A careful blend of technicality and versatility have made jazz drummer Jeff Hamilton's music captivating across generations. Whether it’s through his song selection or his instrument choice — such as his occasional use of brushes over traditional drumsticks — Grammy award-winner Hamilton and his eponymous trio have learned how to get both casual audiences and famous artists to tune in.
Over the decades, Hamilton has worked with musicians including Frank Sinatra, Ray Brown and Diana Krall, and eventually co-led the Clayton-Hamilton Jazz Orchestra. “I kept my eyes and ears open over the years, and just made some of my own notes too along the way,” Hamilton says.
The Jeff Hamilton Trio, who will perform a jazz concert at Rogers Whitmore Recital Hall in Columbia on Feb. 26 at 7 p.m., is composed of drummer and leader Hamilton, pianist Tamir Hendelman and bassist Jon Hamar.

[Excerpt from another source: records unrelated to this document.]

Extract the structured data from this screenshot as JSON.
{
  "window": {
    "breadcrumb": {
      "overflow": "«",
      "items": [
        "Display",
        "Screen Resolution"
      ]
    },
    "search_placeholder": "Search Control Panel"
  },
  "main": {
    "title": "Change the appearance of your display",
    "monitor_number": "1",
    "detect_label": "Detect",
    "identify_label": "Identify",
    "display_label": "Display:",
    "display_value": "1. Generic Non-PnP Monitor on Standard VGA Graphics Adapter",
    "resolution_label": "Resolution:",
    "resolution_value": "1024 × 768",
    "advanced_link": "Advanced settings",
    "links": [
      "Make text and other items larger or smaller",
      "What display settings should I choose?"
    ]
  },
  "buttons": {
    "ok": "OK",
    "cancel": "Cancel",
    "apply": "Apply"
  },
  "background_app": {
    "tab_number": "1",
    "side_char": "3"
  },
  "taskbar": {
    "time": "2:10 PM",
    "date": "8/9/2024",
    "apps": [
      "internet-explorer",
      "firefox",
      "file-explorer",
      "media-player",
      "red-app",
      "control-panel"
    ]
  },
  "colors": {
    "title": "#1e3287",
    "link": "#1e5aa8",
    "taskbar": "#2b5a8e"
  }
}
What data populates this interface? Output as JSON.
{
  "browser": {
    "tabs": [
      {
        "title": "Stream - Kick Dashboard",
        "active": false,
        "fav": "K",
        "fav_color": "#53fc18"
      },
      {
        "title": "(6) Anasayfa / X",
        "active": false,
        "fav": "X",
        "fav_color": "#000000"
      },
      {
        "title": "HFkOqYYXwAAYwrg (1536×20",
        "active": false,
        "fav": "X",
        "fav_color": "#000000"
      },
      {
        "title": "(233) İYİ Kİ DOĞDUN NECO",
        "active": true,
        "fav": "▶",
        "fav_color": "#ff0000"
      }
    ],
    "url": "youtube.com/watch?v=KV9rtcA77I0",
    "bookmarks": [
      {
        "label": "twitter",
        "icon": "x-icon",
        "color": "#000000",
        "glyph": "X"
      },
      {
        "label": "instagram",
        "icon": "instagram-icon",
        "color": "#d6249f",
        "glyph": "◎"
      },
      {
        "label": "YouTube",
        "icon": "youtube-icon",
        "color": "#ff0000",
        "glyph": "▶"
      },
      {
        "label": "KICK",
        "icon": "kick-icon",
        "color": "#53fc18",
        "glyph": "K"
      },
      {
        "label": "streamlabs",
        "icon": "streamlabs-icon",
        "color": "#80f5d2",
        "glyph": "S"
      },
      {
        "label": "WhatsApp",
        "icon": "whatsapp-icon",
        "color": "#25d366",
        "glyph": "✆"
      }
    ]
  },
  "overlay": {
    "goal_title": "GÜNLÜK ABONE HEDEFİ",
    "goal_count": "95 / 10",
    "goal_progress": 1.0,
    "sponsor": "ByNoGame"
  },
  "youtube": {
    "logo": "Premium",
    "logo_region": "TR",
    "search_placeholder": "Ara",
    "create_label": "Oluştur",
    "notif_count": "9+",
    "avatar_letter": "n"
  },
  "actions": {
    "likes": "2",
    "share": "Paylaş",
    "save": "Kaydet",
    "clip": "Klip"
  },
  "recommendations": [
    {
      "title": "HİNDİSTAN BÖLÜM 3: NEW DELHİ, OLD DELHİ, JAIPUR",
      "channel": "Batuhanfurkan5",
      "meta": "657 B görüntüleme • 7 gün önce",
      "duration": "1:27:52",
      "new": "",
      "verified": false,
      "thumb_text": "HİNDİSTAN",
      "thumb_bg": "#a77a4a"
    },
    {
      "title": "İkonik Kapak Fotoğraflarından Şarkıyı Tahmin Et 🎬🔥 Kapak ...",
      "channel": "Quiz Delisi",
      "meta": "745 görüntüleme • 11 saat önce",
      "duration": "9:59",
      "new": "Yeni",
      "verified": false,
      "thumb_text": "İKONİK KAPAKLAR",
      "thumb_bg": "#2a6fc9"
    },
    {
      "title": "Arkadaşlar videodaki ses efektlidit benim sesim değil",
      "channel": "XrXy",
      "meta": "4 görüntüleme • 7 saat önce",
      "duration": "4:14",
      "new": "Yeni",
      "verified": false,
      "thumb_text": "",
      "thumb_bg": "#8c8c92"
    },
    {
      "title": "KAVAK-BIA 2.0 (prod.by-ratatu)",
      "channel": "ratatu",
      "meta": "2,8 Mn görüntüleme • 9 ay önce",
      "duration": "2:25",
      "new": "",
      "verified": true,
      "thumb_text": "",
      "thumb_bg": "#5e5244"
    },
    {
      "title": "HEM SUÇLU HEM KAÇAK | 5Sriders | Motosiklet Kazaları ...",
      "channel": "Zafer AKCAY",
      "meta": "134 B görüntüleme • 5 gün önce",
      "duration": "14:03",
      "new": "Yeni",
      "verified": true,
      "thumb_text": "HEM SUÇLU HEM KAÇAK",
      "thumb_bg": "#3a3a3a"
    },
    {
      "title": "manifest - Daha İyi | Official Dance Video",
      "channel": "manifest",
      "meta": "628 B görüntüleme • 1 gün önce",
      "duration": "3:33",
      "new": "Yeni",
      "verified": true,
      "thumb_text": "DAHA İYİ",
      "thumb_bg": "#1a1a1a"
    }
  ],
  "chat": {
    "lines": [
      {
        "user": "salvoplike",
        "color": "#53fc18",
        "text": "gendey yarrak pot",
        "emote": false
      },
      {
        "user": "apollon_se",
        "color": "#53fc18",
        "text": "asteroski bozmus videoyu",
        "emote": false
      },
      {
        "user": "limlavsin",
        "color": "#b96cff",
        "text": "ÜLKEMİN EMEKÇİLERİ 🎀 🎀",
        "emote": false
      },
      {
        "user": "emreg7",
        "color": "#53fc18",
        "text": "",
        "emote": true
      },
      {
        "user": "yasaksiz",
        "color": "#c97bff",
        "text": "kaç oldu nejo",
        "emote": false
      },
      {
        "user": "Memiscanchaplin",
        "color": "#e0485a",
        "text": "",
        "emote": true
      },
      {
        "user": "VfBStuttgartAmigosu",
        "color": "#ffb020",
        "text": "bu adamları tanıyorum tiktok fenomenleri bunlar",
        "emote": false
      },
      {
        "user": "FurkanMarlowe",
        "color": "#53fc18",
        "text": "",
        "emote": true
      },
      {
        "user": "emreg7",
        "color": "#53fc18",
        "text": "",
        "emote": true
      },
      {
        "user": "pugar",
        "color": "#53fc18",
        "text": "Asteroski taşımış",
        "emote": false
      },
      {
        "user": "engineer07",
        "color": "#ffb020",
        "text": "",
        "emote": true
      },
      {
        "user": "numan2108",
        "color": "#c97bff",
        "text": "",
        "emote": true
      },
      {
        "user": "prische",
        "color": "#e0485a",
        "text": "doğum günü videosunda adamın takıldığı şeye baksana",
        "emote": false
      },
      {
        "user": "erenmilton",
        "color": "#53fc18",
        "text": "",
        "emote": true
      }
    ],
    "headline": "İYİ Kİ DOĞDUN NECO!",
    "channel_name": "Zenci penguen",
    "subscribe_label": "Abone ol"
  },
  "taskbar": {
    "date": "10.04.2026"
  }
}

Along with a mixture of originals and standards from the Great American Songbook, the trio will perform most of the material from their latest album Live from San Pedro.
The Rogers Whitmore Recital Hall holds over 200 people but is only 11 rows deep with theater-style seating.
“It’s really an authentic experience where the dynamics you’re hearing aren’t being augmented by electronic infiltrations,” says Josh Chittum, assistant director and public information officer of the "We Always Swing" Jazz Series, which is hosting the trio this spring. “Anywhere you [sit], you are still in the thick of the music. And it’s one of those rooms where I can confidently say that there’s no bad seat in the house.”
The trio’s upcoming Columbia performance is in conjunction with the Jazz Series, a nonprofit that plans and produces jazz concerts to the Columbia community. “It’s all about putting forth quality artists, and Columbia is a great community for supporting the arts,” Chittum says.
This is Hamilton’s first time in Columbia, which makes the performance a prime opportunity to see a Grammy award-winner and Indiana native up close. Hamilton has won 11 Grammys with artists including Paul McCartney, Barbra Streisand and Queen Latifah. Most recently, his work is in the film Crazy Rich Asians, featured in the movie’s soundtrack.
“One of the best opportunities for folks to see tradition carried out with contemporary jazz artists, especially established artists like Hamilton, is here,” Chittum says. “Given the nature of improvisation and the spontaneous creation that is jazz, seeing the jazz music live is definitely the way to experience it.”